Ford Kuga PHEV – it looks nice, has a quality cabin and drives sweetly, like all good Fords should do, and yet it manages its battery power brilliantly to provide more electric-driving range than you’d give it credit for. Officially, it’ll do 201.8mpg (1.4 litres/100km) with 32g/km of CO2 emissions, while going up to 56km on its battery pack.
Kia XCeed PHEV – this uses the hybrid drivetrain seen in plenty of Kia and Hyundai products so far, so while you don’t get a lot of power (just 141hp and 265Nm), you do get affordability, excellent refinement thanks to the use of a dual-clutch gearbox and not a CVT, and also up to 217.3mpg (1.3 litres/100km) with 31g/km of CO2 and a 54km EV range from the XCeed.
Peugeot 508 Hybrid – a 1.6-litre four-cylinder petrol engine is augmented by an 80kW electric motor and 11.8kWh battery pack, giving the striking 508 225hp of useable performance and also the sort of green figures reserved for only the very greenest of cars – 201.7mpg (1.4 litres/100km) and 31g/km of CO2, with the ability to go up to 54km on its electric reserves alone.
Porsche Panamera 4S E-Hybrid – Porsche has updated its fantastic large executive car ahead of the 2021 model year and the artist formerly known as the Panamera 4 E-Hybrid now gets an extra ‘S’ in its name.

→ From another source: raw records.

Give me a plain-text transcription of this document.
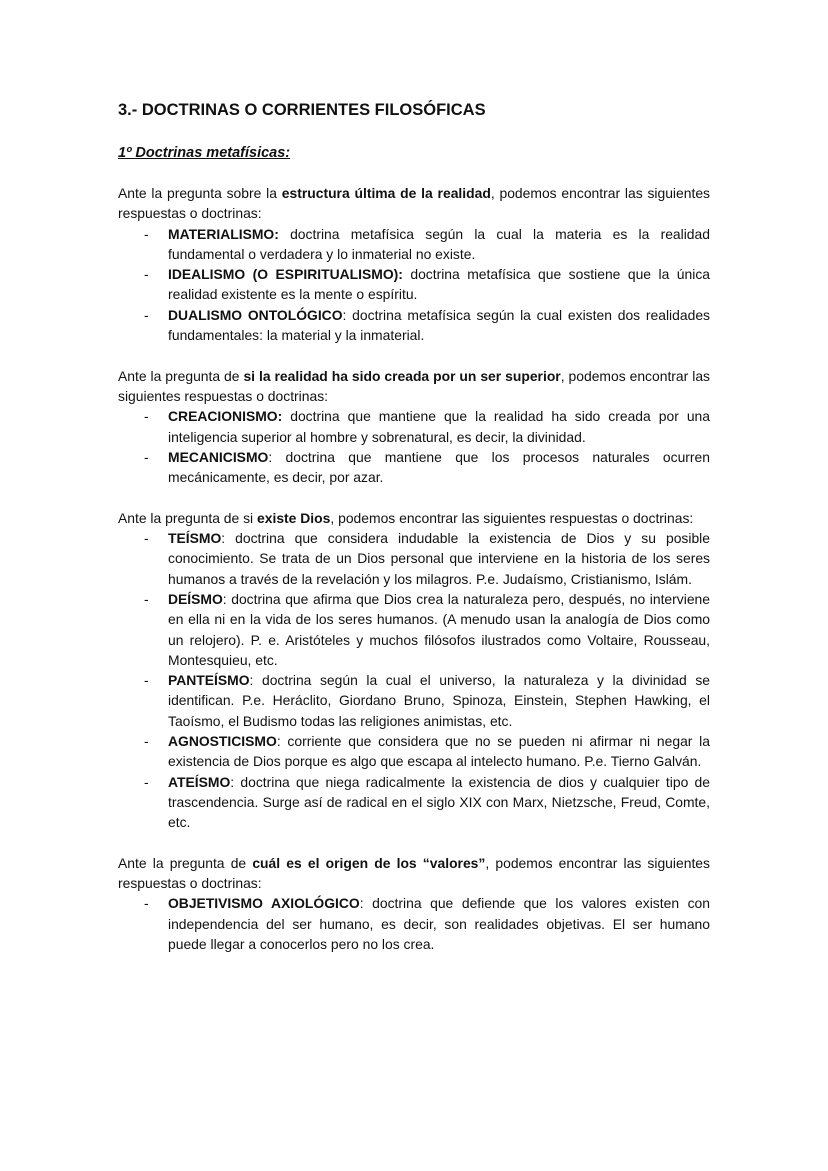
3.- DOCTRINAS O CORRIENTES FILOSÓFICAS
1º Doctrinas metafísicas:

Ante la pregunta sobre la estructura última de la realidad, podemos encontrar las siguientes respuestas o doctrinas:

- MATERIALISMO: doctrina metafísica según la cual la materia es la realidad fundamental o verdadera y lo inmaterial no existe.
- IDEALISMO (O ESPIRITUALISMO): doctrina metafísica que sostiene que la única realidad existente es la mente o espíritu.
- DUALISMO ONTOLÓGICO: doctrina metafísica según la cual existen dos realidades fundamentales: la material y la inmaterial.

Ante la pregunta de si la realidad ha sido creada por un ser superior, podemos encontrar las siguientes respuestas o doctrinas:

- CREACIONISMO: doctrina que mantiene que la realidad ha sido creada por una inteligencia superior al hombre y sobrenatural, es decir, la divinidad.
- MECANICISMO: doctrina que mantiene que los procesos naturales ocurren mecánicamente, es decir, por azar.

Ante la pregunta de si existe Dios, podemos encontrar las siguientes respuestas o doctrinas:

- TEÍSMO: doctrina que considera indudable la existencia de Dios y su posible conocimiento. Se trata de un Dios personal que interviene en la historia de los seres humanos a través de la revelación y los milagros. P.e. Judaísmo, Cristianismo, Islám.
- DEÍSMO: doctrina que afirma que Dios crea la naturaleza pero, después, no interviene en ella ni en la vida de los seres humanos. (A menudo usan la analogía de Dios como un relojero). P. e. Aristóteles y muchos filósofos ilustrados como Voltaire, Rousseau, Montesquieu, etc.
- PANTEÍSMO: doctrina según la cual el universo, la naturaleza y la divinidad se identifican. P.e. Heráclito, Giordano Bruno, Spinoza, Einstein, Stephen Hawking, el Taoísmo, el Budismo todas las religiones animistas, etc.
- AGNOSTICISMO: corriente que considera que no se pueden ni afirmar ni negar la existencia de Dios porque es algo que escapa al intelecto humano. P.e. Tierno Galván.
- ATEÍSMO: doctrina que niega radicalmente la existencia de dios y cualquier tipo de trascendencia. Surge así de radical en el siglo XIX con Marx, Nietzsche, Freud, Comte, etc.

Ante la pregunta de cuál es el origen de los “valores”, podemos encontrar las siguientes respuestas o doctrinas:

- OBJETIVISMO AXIOLÓGICO: doctrina que defiende que los valores existen con independencia del ser humano, es decir, son realidades objetivas. El ser humano puede llegar a conocerlos pero no los crea.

It’s an update that you might miss if you read the car’s badge too quickly, but you won’t when driving it: it now has up to 560hp and 750Nm, making it Turbo-esque in its performance, yet you still officially get 128.4mpg (2.2 litres/100km) and 50g/km from it, with a 54km all-electric range.
Skoda Octavia iV – a modest 1.4-litre engine might not sound much, but with 85kW of electrical assistance the Octavia iV summons up 204hp and 350Nm, for robust performance with a 60km all-electric range. Want more from your Czech hybrid? Then Skoda will sell pretty much the same car with more power and sporty styling, in the form of the Octavia RS iV.
Volkswagen Passat GTE – this has been updated for 2020 and it plonks a 218hp/400Nm petrol-electric drivetrain into the German marque’s large saloon to good effect. With a 56km electric range and fuel economy of up to 217.3mpg (1.3 litres/100km), the Passat GTE will also only be putting out around 34g/km of CO2 so you can salve your conscience with its saintliness.
Volvo XC40 T5 – Volvo’s big, luxurious T8 hybrids provide the template for the smaller plug-in from the Swedes. The XC40 uses a 1.5-litre three-cylinder petrol engine plus electric power to serve up 117.7mpg (2.4 litres/100km), 55g/km, 46km of EV range and yet 252hp/425Nm in the chunkily appealing package of the most compact Volvo crossover of the lot.